My new life as a loser
Well, it’s that time again where people make New Year resolutions in hopes of starting anew with a clean slate for a brighter future.
For most of my adult life, my resolution has been to lose weight. Each year was going to be the one where my weight loss was going to a success. But, I learned that even if I did lose weight, it would come back and often with more than I lost.
However, year after year, it remained to be my biggest challenge and I was not going to be one of the eight percent who actually succeeded on their resolution.
But, this year is definitely going to be different. There will be no giving up after the first few weeks. My new friend Wanda will make sure my weight loss is a success.
I have been overweight most of my life. I was the one in elementary school the other kids made fun of at recess. Fortunately, I had just enough athletic skill where I could still run relatively fast and set school records in the high jump and running long jump. But, it was not enough to stop the bullying. My home life was a mess and I learned that eating could make you happy, even it is was just for a little while. As I grew so did my waistline.
When I started college I was still that “fat girl.” I tried to make new friends, but it was just like high school only with older people. I remember my dorm counselor stopping to tell me in the hallway, just to smile because after all, “I had such a pretty face.” At the time I was about 30 pounds overweight.
I wish that was all I had to lose now.
I found someone to love me when I was in my 20s. But, I quickly learned what an alcoholic was like to live with. After two kids and nine long years of abuse we divorced.
I married again and thought this time it would be wonderful. For a while it was great.
During this time doctors discovered I had Lupus. For several years I took large amounts of Prednisone. The drug saved my life, but packed on the pounds to my ailing body. In despair, I turned to my trusty friend, food, to help me get through my turbulent life. We divorced after 11 years of marriage when his need for drugs took over his life.
Food was my go to for happy and sad times. When I was happy, we celebrated with food. During stressful times, I ate to make the pain go away.
Over the years, I noticed the numbers on the scale creeping high and higher. Each year came and went and I continued to make a resolution for change.
My life as I once knew it came to a screeching halt in August and I knew my life on the diet rollercoaster was over. My blood sugar was 686 which is a very dangerous place. My husband, Curtis, sat by my bedside in the hospital and said he wished it was him instead of me. I didn’t want to be there, much less my kind, sweet husband.
The doctor at the hospital told me in order to get rid of this horrible thing called diabetes, I could get a gastric sleeve. I thought about it and before I left the hospital I called a doctor’s office in Beaumont and made an appointment.
Within a few weeks I had my first appointment. The staff was very welcoming. I actually felt relieved to be there taking my first step on my new weightloss journey. After seeing other doctors to get their approval, I was ready to schedule my surgery.
First of all, I had to do two weeks of protein shakes and lots of water.

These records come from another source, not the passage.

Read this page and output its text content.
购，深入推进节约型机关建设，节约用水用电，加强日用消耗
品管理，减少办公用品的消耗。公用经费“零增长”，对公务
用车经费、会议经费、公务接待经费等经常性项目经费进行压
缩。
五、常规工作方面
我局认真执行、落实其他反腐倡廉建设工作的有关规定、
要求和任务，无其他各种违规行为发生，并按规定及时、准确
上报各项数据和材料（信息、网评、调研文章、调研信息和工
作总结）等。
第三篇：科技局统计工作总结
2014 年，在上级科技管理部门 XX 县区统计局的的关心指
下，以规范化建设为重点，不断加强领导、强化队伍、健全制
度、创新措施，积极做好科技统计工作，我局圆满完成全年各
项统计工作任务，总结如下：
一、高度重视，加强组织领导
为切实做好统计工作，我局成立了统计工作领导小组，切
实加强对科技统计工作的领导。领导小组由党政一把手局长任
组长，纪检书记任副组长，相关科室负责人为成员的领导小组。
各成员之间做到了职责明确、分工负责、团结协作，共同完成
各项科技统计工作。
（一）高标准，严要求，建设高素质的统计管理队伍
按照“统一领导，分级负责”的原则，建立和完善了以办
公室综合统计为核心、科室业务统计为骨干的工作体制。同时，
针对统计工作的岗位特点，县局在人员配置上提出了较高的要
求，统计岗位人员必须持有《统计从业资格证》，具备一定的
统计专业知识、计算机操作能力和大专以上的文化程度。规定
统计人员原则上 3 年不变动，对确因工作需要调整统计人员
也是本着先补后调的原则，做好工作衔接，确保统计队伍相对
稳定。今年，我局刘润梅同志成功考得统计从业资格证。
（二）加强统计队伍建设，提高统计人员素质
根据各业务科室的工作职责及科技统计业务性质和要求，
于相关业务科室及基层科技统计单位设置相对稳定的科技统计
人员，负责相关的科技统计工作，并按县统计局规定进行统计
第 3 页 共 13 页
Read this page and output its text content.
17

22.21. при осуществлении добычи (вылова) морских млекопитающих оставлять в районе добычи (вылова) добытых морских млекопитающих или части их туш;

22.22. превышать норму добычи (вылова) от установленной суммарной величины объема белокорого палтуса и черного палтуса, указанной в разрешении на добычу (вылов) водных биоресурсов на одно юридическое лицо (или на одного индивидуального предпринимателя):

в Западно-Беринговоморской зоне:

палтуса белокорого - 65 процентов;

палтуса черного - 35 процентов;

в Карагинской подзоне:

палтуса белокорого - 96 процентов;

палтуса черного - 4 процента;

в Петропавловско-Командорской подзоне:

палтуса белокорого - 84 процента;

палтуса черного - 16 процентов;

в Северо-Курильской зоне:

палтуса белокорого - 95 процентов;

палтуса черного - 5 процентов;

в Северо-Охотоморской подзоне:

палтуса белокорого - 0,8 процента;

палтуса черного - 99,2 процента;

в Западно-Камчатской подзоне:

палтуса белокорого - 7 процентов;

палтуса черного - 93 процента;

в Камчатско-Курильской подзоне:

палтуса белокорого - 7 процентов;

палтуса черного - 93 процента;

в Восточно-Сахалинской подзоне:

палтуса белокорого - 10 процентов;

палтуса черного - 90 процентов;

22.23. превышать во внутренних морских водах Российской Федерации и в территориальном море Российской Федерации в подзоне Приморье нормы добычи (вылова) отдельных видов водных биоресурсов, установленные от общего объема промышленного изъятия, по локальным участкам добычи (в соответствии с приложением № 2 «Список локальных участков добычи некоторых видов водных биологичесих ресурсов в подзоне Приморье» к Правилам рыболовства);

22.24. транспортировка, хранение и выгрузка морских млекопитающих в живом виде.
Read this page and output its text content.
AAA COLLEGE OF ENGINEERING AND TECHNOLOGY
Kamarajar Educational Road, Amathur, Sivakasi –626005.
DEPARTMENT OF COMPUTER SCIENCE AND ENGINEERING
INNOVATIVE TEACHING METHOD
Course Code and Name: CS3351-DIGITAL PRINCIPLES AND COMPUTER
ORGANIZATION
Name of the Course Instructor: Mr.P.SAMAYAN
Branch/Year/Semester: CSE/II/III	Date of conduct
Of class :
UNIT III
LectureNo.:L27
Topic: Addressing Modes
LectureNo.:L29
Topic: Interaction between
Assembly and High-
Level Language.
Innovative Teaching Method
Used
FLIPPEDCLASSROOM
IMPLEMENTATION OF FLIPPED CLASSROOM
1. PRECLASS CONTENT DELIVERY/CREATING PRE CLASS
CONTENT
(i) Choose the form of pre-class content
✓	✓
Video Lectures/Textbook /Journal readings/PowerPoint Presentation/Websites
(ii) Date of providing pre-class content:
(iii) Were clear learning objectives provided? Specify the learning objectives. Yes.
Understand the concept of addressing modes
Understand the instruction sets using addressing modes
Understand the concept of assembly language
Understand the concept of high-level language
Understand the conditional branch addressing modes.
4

When the surgery day finally came I was nervous and apprehensive but still so excited to begin my new life. That is when I met Wanda. This is the name I have given my new stomach. Wanda quickly tells me what I can and cannot eat. She is quite bossy too. If I disobey her, then there will be consequences such as vomiting and stomach pain. I named her Wanda because she is my magic wand. However, there is no magic involved just hard work. But, in the end,my fairy tale has a happy ending and I will finally become the beautiful queen I always dreamed of being.
Whoever said getting a gastric sleeve or bypass is the easy way out, did not know what they are talking about. Not only did I do a pre-operative diet for two weeks of protein shakes, but after surgery I did two weeks of clear liquids to let Wanda heal. I still do not get to eat “regular” food yet. I have three weeks of a “blenderized” diet and four weeks of a soft diet before moving up to what can be considered real food.
I also have made a commitment to go to a gym regularly.
All doctors and nutritionist are different, but mine are a good fit for me.
So, with their guidance and help from Wanda, this is one resolution I will keep.